Et le Parisien ? S’il vient en train, il peut emprunter une navette gratuite, ou parcourir une « trame verte », alibi écolo et aseptisé qui lui cache la vraie vie des ch’tis : maisonnettes vétustes, appentis bricolés, potagers étiques. Le Parisien automobile, une fois quittée l’autoroute, ne trouve aucun panneau indiquant le musée. Il traverse la ville à l’aveuglette, avant de se retrouver devant… la gare, et d’aller stationner sur les immenses parkings du stade. Car aucun lien organique ne relie encore le musée à la ville. Construit sur un ancien carreau de mine, le bâtiment de verre et d’aluminium poli émerge de la boue, au cœur d’un parc paysager en devenir. Sous un ciel bas et gris, on se prend à fredonner du Brel…
Le Parisien visite d’abord l’exposition temporaire consacrée à la Renaissance. Les salles sont vastes, les circulations aisées, les éclairages parfaits, les chuchotis feutrés, la ventilation efficace et silencieuse. Les panneaux et les cartels sont très pédagogiques, parfois savants, avec l’indication de la provenance des œuvres – collections royales, guerres révolutionnaires, saisies napoléoniennes… On apprend au passage que le Louvre continuait ses acquisitions dans les pires périodes de vaches maigres, comme en 1945.
Et les œuvres, dans tout cela ? Elles ont été empruntées pour la plupart… au Louvre. Au grand dam des habitués (mais y en a-t-il encore ?), quelques « locomotives » ont quitté Paris, comme le Portrait de François Ier de Titien, la Vénus de Cranach, la Sainte-Anne de Léonard de Vinci ou L’Arc de triomphe de l’Empereur Maximilien 1er de Dürer. De nombreuses œuvres ont, elles, été extraites des réserves et restaurées. D’autres encore, venues du musée d’Ecouen ou du musée des Arts décoratifs, se réveillent ici d’un sommeil languissant. Pas d’emprunt donc à des musées étrangers, ce qui limite sûrement les complexités du montage de l’exposition, tout autant que son rayonnement intellectuel, comme le regrettent les spécialistes.
Le Parisien, après quelques belles heures de contemplation, se sent le besoin de nourritures terrestres. Fuyant la cafétéria, ayant oublié son pique-nique – qu’il aurait partagé dans un espace lumineux fort accueillant –, il avise une petite brasserie lensoise, dont la patronne se démène pour satisfaire cette nouvelle clientèle. Mais, las, une heure plus tard et toujours sous la pluie, la file d’attente s’est encore allongée, défiant les meilleures bonnes volontés. L’immense hall est comble, le musée définitivement saturé. Le Parisien reviendra…

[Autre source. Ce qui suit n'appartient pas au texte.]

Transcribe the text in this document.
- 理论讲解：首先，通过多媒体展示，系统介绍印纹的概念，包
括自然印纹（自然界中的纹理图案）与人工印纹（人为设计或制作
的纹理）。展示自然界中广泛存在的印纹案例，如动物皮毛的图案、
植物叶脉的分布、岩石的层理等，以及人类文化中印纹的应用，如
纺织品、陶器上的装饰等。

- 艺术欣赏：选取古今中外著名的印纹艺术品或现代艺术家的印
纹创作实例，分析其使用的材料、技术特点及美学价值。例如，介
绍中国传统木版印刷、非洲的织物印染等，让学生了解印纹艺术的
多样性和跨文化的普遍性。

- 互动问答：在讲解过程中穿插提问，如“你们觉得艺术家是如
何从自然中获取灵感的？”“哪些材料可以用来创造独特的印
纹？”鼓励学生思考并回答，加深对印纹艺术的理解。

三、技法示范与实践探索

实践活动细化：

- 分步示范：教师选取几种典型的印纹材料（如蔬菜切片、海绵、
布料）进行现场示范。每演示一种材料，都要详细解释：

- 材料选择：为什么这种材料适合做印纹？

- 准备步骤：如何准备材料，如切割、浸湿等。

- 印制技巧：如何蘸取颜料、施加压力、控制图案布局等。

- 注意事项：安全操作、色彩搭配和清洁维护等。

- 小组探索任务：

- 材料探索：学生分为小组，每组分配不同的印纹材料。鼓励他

Le calme et la solitude, notre Parisien les retrouve en fin de journée dans un charmant petit musée : le musée de la Chartreuse, à Douai – à une demi-heure de Lens. Les bâtiments du XVIIe siècle, restaurés après de multiples turpitudes, abritent des œuvres saisies dans les églises et monastères à la Révolution, un fonds enrichi de dons, legs, achats et dépôts de l’État. Quel plaisir de contempler des œuvres de Véronèse, de Bellegambe ou de Jules Breton dans un silence religieux ponctué des savantes explications du gardien !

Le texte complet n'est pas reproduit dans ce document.